At last Thursday night’s mayoral debate on housing policy at an East New York church, Joseph Lhota, the Republican newcomer to the race, distinguished himself by being quiet. The housing forum showed how hard it is to run for mayor by talking to everyone, and how politically brave one has to be to try. The hosts and the questioners accepted as fact that New York faces an affordable-housing crisis and that it’s the city’s job to fix it. Everyone who spoke wanted the city to build or “preserve” city-controlled housing—whether private, rent-regulated buildings or public units. The first questioner, Erica Townsend of Brooklyn, asked: “Mayor Bloomberg is on the right track to build and renovate 165,000 units of housing, 15,000 per year. . . . Do you agree, and commit to preserving and building a total of 60,000 of housing [units] over four years?”
Not one of the candidates on stage—four Democrats, Lhota, and fellow Republican Tom Allon, a publisher—dared say no. City comptroller John Liu; his predecessor, Bill Thompson; and public advocate Bill de Blasio all agreed that 60,000 new city-supported housing units should be the minimum. Liu said that he had used $440 million in city-guaranteed pension-fund money to invest in 38,000 units of government-controlled housing; De Blasio said Liu hadn’t done enough.
Christine Quinn, the Democratic city council speaker, jumped in, too. Touting her “first job” as a tenant activist, Quinn said, “we’ve lost 300,000 . . . affordable housing [units] in this city” in recent years “because of the way Albany has eroded rent protection.” Quinn cautioned that building new city-controlled housing would not be “cost-free.” Her solution? “You need to decide it’s a priority in your capital budget.”
For a small-l libertarian—as Lhota describes himself—or just someone concerned about groupthink, there was plenty to respond to here. Lhota could have pointed out that when the city devotes taxpayers’ money to building brand-new housing for a few, it does so at the expense of investments in subways or keeping cops on the street—spending that benefits everyone. When Lhota did speak up, he quibbled only with housing programs’ inefficiency. Depending on what your particular subsidy is, he said, “you gotta talk to HPD, sometimes you gotta talk to HDC, sometimes you have to talk to City Planning, you always have to talk to the Buildings Department, you’ve got DEP on water bills, you’ve got . . . the rent-control board, there’s NYCHA, there’s Section 8 from NYCHA or from HPD. . . . The entire housing apparatus of the city needs to be completely reorganized . . . and focused on the problem at hand.”
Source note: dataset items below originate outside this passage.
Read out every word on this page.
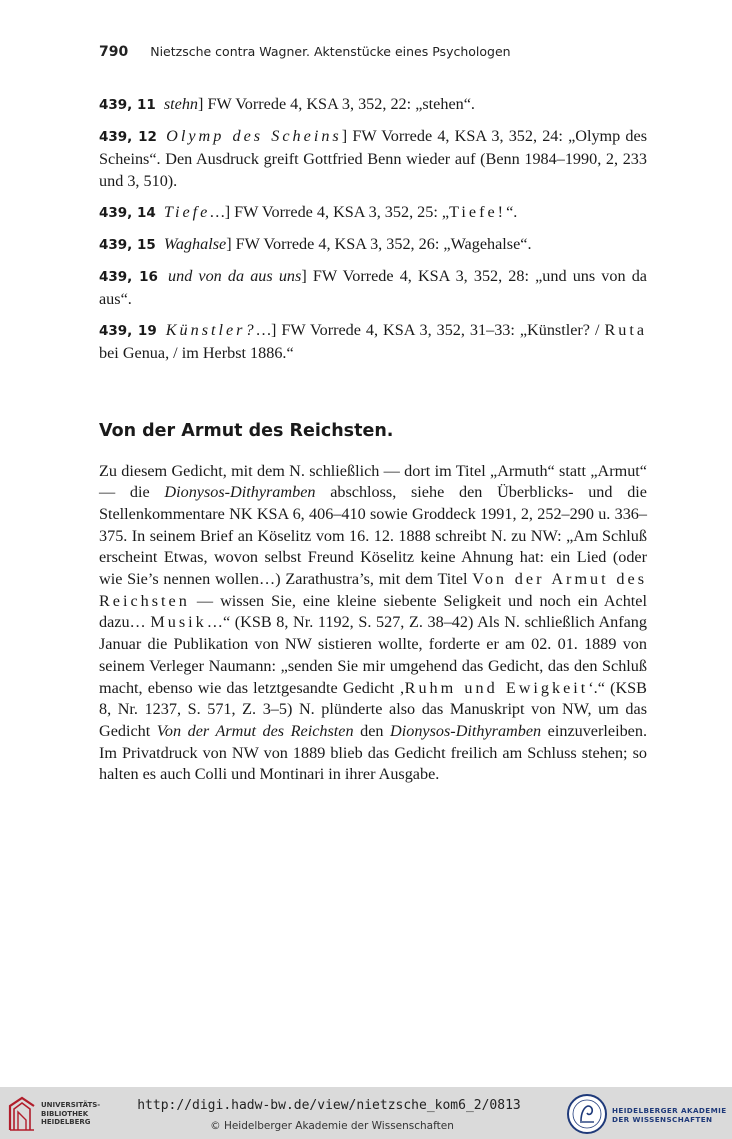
790 Nietzsche contra Wagner. Aktenstücke eines Psychologen

439, 11 stehn] FW Vorrede 4, KSA 3, 352, 22: „stehen“.

439, 12 Olymp des Scheins] FW Vorrede 4, KSA 3, 352, 24: „Olymp des Scheins“. Den Ausdruck greift Gottfried Benn wieder auf (Benn 1984–1990, 2, 233 und 3, 510).

439, 14 Tiefe…] FW Vorrede 4, KSA 3, 352, 25: „Tiefe!“.

439, 15 Waghalse] FW Vorrede 4, KSA 3, 352, 26: „Wagehalse“.

439, 16 und von da aus uns] FW Vorrede 4, KSA 3, 352, 28: „und uns von da aus“.

439, 19 Künstler?…] FW Vorrede 4, KSA 3, 352, 31–33: „Künstler? / Ruta bei Genua, / im Herbst 1886.“

Von der Armut des Reichsten.

Zu diesem Gedicht, mit dem N. schließlich — dort im Titel „Armuth“ statt „Armut“ — die Dionysos-Dithyramben abschloss, siehe den Überblicks- und die Stellenkommentare NK KSA 6, 406–410 sowie Groddeck 1991, 2, 252–290 u. 336–375. In seinem Brief an Köselitz vom 16. 12. 1888 schreibt N. zu NW: „Am Schluß erscheint Etwas, wovon selbst Freund Köselitz keine Ahnung hat: ein Lied (oder wie Sie’s nennen wollen…) Zarathustra’s, mit dem Titel Von der Armut des Reichsten — wissen Sie, eine kleine siebente Seligkeit und noch ein Achtel dazu… Musik…“ (KSB 8, Nr. 1192, S. 527, Z. 38–42) Als N. schließlich Anfang Januar die Publikation von NW sistieren wollte, forderte er am 02. 01. 1889 von seinem Verleger Naumann: „senden Sie mir umgehend das Gedicht, das den Schluß macht, ebenso wie das letztgesandte Gedicht ‚Ruhm und Ewigkeit‘.“ (KSB 8, Nr. 1237, S. 571, Z. 3–5) N. plünderte also das Manuskript von NW, um das Gedicht Von der Armut des Reichsten den Dionysos-Dithyramben einzuverleiben. Im Privatdruck von NW von 1889 blieb das Gedicht freilich am Schluss stehen; so halten es auch Colli und Montinari in ihrer Ausgabe.

UNIVERSITÄTS-
BIBLIOTHEK
HEIDELBERG
http://digi.hadw-bw.de/view/nietzsche_kom6_2/0813
© Heidelberger Akademie der Wissenschaften
HEIDELBERGER AKADEMIE
DER WISSENSCHAFTEN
Lhota showed that he is not politically naive. Politicians must pick their battles. Falling on his sword over public housing inside a church surrounded by public housing would have disqualified him on grounds of political incompetence.
Yet Lhota missed opportunities to turn a debate over one issue into a debate about who can best manage all of the city’s issues. He could have said that, as MTA chief until last month, he learned that public-housing residents needed better bus service to get to their jobs. That’s why he restored service that his predecessors had cut. He could have pointed out that, as deputy mayor in the 1990s, he learned that all New Yorkers—whether they live in public housing or in rent-regulated apartments in poor neighborhoods—deserve a safe, quiet environment. That means fixing the city budget so that we don’t lose another 6,000 cops, as we have under Mayor Bloomberg. The audience might have been receptive to a candidate willing to depart from issue-advocacy talking points.
When Townsend, the first questioner, asked about affordable housing, she also said that “at one time,” East New York “resembled a war zone, burned-out buildings, abandoned buildings,” with “drug dealers” operating under cover of burned-out street lamps. Townsend added that she had fought for “more police patrols in my neighborhood.” Someone on stage could have responded: Your affordable housing isn’t good enough if you can’t send your kids outside without getting shot, or if you can’t get to work without a long delay.
Lhota will have other chances. Nobody will remember that he treated the first debate as an opportunity to watch and learn, whereas everyone would have remembered a gaffe. But Lhota should remember that voters already have access to elected officials who use their current jobs to fight for their favorite special interests. New Yorkers want the next mayor to see the big picture.